Тут какое-то другое чувство, мне кажется, коллективное извинение родственников: ты умер, а вот мы еще живы. Мы знали, что ты не хотел умирать, мы знали, что тебе было одиноко. Ты не думай, нам для тебя ничего не жалко, хотя мы вынуждены исторгнуть тебя из семьи, побороть нужду в тебе.
Ведь судите сами — единственное из современных, недавно появившихся и укрепившихся суеверий, имеющих в своей основе заботу о благе именно что усопшего — это, пожалуй, только «землица», все остальные приметы и суеверия скорее имеют своей целью защитить семью от покойника, который уже стал непонятным, который уже что-то немыслимое знает, уже может обидеться и наказать. Да и «землица» — это же что такое? Это суррогат панихиды, и о вреде «землицы» изобильно пишут сейчас клирики. Суть в том, что людям, даже считающим себя прилежными православными, просто лень лишний раз заказать перевозку и доставить гроб с телом усопшего родственника в храм. Считается достаточным заказать заочное отпевание. На этом заупокойном богослужении не присутствует ни один родственник, и только потом наши скорбящие приходят за «землицей». Речь идет о горстке земли, освященной во время заочного отпевания. И вот ценность «землицы» за последние годы сравнялась с ценностью «святой воды» — она стала считаться важным мистическим артефактом. За водой стоят в часовых очередях, а кулек с «землицей» несут на могилу — так «правильно», «так положено».
Советская гражданская панихида, как оказалось, за эти двадцать лет духовного расцвета России, не была естественным образом заменена вернувшимся церковным отпеванием. Она оказалась замещена чем-то новым. Странным — полухристианским, полуязыческим обрядом — пожалуй, «домашней» панихидой.
Была церковная, была гражданская, теперь — домашняя.
∗∗∗
Уходя уж с погоста, расслабленная покоем и красотой, я спросила у кладбищенских дам (любопытство замучило):
— Почему все же нельзя хоронить мужчину при галстуке? И при чем тут православный канон?
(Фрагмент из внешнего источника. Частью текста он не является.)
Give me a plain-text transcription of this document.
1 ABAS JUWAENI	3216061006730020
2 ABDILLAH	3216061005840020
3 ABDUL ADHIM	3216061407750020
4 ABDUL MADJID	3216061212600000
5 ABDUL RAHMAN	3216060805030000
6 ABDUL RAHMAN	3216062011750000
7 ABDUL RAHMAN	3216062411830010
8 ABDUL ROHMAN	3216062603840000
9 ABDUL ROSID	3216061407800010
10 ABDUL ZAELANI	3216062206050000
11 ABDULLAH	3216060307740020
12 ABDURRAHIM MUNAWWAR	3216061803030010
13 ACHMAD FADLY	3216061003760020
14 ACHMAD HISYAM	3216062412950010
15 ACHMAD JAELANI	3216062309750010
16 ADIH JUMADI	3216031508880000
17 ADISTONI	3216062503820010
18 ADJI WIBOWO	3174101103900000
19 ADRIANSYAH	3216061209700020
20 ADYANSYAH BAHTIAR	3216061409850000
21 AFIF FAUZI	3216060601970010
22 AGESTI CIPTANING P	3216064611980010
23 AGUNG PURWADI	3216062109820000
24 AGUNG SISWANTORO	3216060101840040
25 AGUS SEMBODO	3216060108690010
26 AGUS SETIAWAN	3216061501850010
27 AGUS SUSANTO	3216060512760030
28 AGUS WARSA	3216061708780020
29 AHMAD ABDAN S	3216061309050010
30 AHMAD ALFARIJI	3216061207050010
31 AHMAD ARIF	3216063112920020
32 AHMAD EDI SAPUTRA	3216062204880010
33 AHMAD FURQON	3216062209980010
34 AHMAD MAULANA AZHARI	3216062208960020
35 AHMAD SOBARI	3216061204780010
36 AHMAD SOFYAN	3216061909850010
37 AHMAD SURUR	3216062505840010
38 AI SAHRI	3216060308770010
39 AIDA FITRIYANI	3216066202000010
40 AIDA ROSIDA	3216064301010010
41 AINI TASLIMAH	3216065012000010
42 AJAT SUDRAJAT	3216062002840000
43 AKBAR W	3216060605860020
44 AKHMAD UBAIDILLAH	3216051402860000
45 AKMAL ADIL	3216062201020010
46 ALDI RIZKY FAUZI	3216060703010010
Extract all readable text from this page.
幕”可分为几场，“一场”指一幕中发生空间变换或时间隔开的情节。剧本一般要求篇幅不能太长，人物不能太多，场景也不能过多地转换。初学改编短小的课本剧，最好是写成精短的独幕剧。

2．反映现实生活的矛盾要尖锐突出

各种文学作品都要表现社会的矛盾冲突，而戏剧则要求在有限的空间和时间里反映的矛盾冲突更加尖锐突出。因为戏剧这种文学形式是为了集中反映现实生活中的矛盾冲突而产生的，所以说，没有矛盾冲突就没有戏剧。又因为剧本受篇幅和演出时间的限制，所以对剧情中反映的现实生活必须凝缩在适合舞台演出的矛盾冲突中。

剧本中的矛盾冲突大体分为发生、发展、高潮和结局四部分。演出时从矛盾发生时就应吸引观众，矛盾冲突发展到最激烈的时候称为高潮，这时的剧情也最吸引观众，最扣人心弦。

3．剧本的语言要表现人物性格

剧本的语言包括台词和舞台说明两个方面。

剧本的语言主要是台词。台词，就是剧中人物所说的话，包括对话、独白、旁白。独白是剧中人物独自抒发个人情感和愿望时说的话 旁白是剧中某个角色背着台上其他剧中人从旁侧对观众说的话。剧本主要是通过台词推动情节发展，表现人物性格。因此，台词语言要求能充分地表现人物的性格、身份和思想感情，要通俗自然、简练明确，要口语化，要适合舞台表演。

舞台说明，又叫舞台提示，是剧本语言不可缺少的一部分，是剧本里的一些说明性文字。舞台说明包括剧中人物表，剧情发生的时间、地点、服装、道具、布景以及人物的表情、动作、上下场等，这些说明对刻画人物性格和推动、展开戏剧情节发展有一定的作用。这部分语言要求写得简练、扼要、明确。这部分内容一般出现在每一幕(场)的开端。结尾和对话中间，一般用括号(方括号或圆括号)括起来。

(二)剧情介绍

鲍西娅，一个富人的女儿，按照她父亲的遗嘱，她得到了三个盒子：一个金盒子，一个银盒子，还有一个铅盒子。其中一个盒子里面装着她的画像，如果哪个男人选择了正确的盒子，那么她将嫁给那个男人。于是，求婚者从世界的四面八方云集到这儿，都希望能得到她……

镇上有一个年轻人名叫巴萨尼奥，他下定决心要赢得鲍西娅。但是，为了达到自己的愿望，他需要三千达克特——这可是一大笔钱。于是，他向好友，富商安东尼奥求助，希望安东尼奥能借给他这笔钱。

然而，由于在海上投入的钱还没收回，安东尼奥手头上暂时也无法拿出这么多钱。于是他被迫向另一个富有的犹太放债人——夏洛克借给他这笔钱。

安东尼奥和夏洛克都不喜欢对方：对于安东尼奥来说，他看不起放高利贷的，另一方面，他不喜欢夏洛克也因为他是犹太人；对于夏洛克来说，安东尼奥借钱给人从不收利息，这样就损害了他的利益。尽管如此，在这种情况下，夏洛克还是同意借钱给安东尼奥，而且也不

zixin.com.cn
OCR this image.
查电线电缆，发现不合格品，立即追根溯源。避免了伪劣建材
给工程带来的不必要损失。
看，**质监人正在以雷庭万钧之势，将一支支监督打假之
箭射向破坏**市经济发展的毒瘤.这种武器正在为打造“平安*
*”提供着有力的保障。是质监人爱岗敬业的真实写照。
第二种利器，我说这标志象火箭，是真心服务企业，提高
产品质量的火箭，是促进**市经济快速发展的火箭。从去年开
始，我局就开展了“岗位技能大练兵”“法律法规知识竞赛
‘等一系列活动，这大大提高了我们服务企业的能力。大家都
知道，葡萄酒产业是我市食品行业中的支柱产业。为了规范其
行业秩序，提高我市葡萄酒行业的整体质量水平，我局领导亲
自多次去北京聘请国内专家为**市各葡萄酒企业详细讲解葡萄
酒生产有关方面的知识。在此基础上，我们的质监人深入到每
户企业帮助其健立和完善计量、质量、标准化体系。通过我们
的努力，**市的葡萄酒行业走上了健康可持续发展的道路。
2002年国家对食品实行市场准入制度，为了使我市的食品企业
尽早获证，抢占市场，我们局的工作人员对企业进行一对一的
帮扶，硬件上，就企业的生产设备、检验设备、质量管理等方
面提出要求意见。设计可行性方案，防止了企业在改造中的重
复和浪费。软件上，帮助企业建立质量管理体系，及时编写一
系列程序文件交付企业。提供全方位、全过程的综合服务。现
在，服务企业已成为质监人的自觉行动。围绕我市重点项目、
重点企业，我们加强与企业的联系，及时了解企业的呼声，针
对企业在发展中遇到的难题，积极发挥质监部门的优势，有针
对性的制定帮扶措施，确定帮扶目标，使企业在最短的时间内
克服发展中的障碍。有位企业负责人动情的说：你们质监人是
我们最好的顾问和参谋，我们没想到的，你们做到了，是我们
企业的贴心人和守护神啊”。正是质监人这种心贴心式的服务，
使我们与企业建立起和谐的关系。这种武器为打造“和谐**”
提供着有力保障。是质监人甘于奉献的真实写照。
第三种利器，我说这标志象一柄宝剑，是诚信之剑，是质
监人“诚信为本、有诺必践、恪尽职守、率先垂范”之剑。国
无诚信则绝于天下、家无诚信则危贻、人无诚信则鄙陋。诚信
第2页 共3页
— Покойник в галстуке, — быстро отвечала мне осведомленная моя собеседница, — это как ребенок с пуповиной, обернутой вокруг шеи. Он там воскреснет с удавкой — вы это себе представляете?
О, Господи.
— Усмехайтесь, усмехайтесь, — говорила знающая женщина, — надо же знать, как правильно все это делать, как правильно хоронить. Надо знать такие тонкости! А если вам это не надо, то закиньте тогда покойного на дерево, как в Африке. Если знающим людям не доверять — тогда можно и на дереве. Отпеть по церковному — и на березу. Так хорошо будет? Вот вы б хотели на березу?
В принципе я всегда думала, что журналистов надо хоронить на деревьях. А журналистов — либеральных русофобов — именно что на березах. Так что я промолчала.
Когда мы отлепимся
В коридоре
Писательница Марта Кетро написала в «Живом журнале», что видит оргазмы своих мужчин. «Оргазм каждого мужчины создавал у меня в голове особую вспышку света и цвета», — говорила она.
... Фиолетовый, розовый, черный, «а еще у одного — красный, будто мозги вынесло на стену (этот мальчик вообще много думал)».
«Остальные ушли во тьму времен со своими фонариками, а я уже много лет смотрю один и тот же кадр».
У меня в голове тоже — один и тот же кадр, но я не вижу оргазмов.
Я вижу — коридор.
А за окнами — отразившись в прямоугольном промытом зеркале — яркая загустевшая летняя зелень.
∗∗∗
Бывает так: идешь с человеком через весь город, через май, черемуху, липы, через все эти глыбкие подворотни, через Яузу и сталинские дворы, сначала идешь медленно, потом быстрее, быстрее, трешься о воздух, глотаешь пустой солнечно-пасмурный день, все эти речные шлюзы, ограды церквей и неожиданный грубый сиреневый куст, вдруг возникший как воинский обелиск посреди обыкновенного московского двора, — и точно знаешь, что остановиться невозможно и разойтись тоже нельзя. И даже неважно, что вы еще малознакомы.
Все быстрей и быстрей, все смешней и смешнее — и, в конце концов, в последнем кафе, вы вдруг начинаете оба — как подорванные — так сильно смеяться (хотя особого повода нет и никто не сказал ничего смешного) — и вдруг говоришь себе: стоп. И ясно осознаешь, что вот теперь пора расходиться. Идешь домой один, улыбаясь.
Приходишь в квартиру, ложишься одетым на кровать. И чувствуешь изнеможенье.